例えば、外部サービスのデータを使って自動でレポートを作るような仕組みなら、どんなデータを取り、どう出力するかが分かることで、似た機能を考えやすくなります。

もちろん、独自のデータや、その会社にしかない背景の資産があるなら話は違います。ただ、機能そのものだけが違いだと思っていると、後から似たサービスが現れたときに困ることがあります。

苦労して作ったのに、後から似たものを低い価格で提供される。そこで値下げを繰り返し、採算が悪くなってしまう。そのような状態も考えておきたいところです。

機能を追加することだけで差を保とうとせず、何が自社に残る強みなのかを考えてください。技術力や独自の資産で差を出す方法もありますが、それと並んで大切になるのが、利用体験をよくすることです。

理由を説明しきれなくても、使いやすいと感じることがあります

実物の商品でも、何となく手にしっくりくるものがありますよね。

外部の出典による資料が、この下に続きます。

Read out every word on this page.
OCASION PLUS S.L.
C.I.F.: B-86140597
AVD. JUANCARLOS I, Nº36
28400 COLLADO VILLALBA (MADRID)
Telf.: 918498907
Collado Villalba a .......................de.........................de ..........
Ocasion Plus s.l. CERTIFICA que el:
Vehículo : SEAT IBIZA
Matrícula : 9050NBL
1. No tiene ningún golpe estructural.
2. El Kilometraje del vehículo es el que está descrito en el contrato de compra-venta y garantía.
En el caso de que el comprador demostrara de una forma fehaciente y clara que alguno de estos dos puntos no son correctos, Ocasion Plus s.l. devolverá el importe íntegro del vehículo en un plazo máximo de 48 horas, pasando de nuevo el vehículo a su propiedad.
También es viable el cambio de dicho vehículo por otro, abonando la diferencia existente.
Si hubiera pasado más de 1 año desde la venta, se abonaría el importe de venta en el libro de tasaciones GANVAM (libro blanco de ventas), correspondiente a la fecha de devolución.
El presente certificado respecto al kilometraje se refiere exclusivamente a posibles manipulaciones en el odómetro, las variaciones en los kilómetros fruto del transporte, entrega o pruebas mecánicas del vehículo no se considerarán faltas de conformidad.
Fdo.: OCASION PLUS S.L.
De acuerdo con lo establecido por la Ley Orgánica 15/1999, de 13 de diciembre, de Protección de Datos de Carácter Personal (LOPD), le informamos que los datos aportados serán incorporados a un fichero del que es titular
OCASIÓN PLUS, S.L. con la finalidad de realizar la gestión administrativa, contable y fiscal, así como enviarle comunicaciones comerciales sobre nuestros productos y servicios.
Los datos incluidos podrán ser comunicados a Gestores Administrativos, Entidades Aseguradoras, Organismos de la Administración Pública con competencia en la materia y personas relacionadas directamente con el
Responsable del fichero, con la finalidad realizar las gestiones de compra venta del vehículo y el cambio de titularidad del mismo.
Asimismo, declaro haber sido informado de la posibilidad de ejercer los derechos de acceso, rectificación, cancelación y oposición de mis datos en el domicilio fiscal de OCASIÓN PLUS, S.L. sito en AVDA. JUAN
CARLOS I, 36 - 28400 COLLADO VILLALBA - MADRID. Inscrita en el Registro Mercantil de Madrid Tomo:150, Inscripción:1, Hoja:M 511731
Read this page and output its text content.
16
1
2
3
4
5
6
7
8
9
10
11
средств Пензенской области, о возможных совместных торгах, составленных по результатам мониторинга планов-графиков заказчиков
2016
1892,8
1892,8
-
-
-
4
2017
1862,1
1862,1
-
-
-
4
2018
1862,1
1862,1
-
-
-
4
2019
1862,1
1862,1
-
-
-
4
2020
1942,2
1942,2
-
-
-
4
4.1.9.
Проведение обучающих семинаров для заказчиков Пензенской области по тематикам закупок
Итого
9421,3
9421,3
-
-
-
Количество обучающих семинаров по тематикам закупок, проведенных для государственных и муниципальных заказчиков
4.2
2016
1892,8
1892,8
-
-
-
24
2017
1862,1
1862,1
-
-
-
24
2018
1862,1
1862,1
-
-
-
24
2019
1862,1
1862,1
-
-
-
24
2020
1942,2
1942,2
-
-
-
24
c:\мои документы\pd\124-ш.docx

どこがどうよいかを細かく言えなくても、これは使いやすいと感じる。Webサービスでも、そういう部分があると思います。

機能は似ているけれど、こちらの方が使いやすい。ほかを試しても、やはり戻ってきたくなる。そう感じてもらえることが、使い続ける理由になるわけです。

その使い心地には、細かなタイミング、ボタンの大きさ、色、付いている言葉など、いろいろなものが関わっています。機能一覧だけでは見えない小さな使い勝手の積み重ねも、サービスの差になります。

見た目を似せたとしても、どのような判断で細部を調整したのか、その背後のノウハウまでは簡単に分かりません。だから、利用する人の反応を知り、改善し続けることが大事なんです。

操作を観察し、一回の仕事を進めやすくする

使い勝手は、一度考えて終わりというものではありません。実際に使ってもらい、フィードバックを受けながら、繰り返し直していきます。

例えば、一回の操作にかかる時間を減らせないか。ここを変えたら、もっと短い時間で目的を達成できるのではないか。そうした仮説を立てて、確かめます。サービスによっては、長く滞在してもらうより、早く仕事を終えられることがよい場合もありますよね。

数字だけでは分からない部分は、ユーザーテストを行ったり、実際に使っている様子を見たりします。使われ方を知るための計測と、直接の観察を組み合わせてください。何を直すとよくなるのかを知るための環境も、サービスと一緒に考えます。

改善を続けられる前提で、サービスを作る

私も、サービスの利用状況を確かめられるようにする準備から関わり、その後の改善につなげる仕事をしてきました。導入して終わりではなく、実際に使われてから、どこを変えるかを考えていくんです。

デモを使った方が本利用へ進む割合など、事業に関わる行動も、改善の結果を見る材料になります。ただ、どんなサービスでも同じ変更で同じ成果が出るという話ではありません。

完成した機能を売るだけでなく、使い心地を継続的によくしていく前提を持ってください。利用する方が、何だかこれが一番使いやすいと思ってくれる。その状態を目指して、観察と改善を積み重ねていただきたいと思います。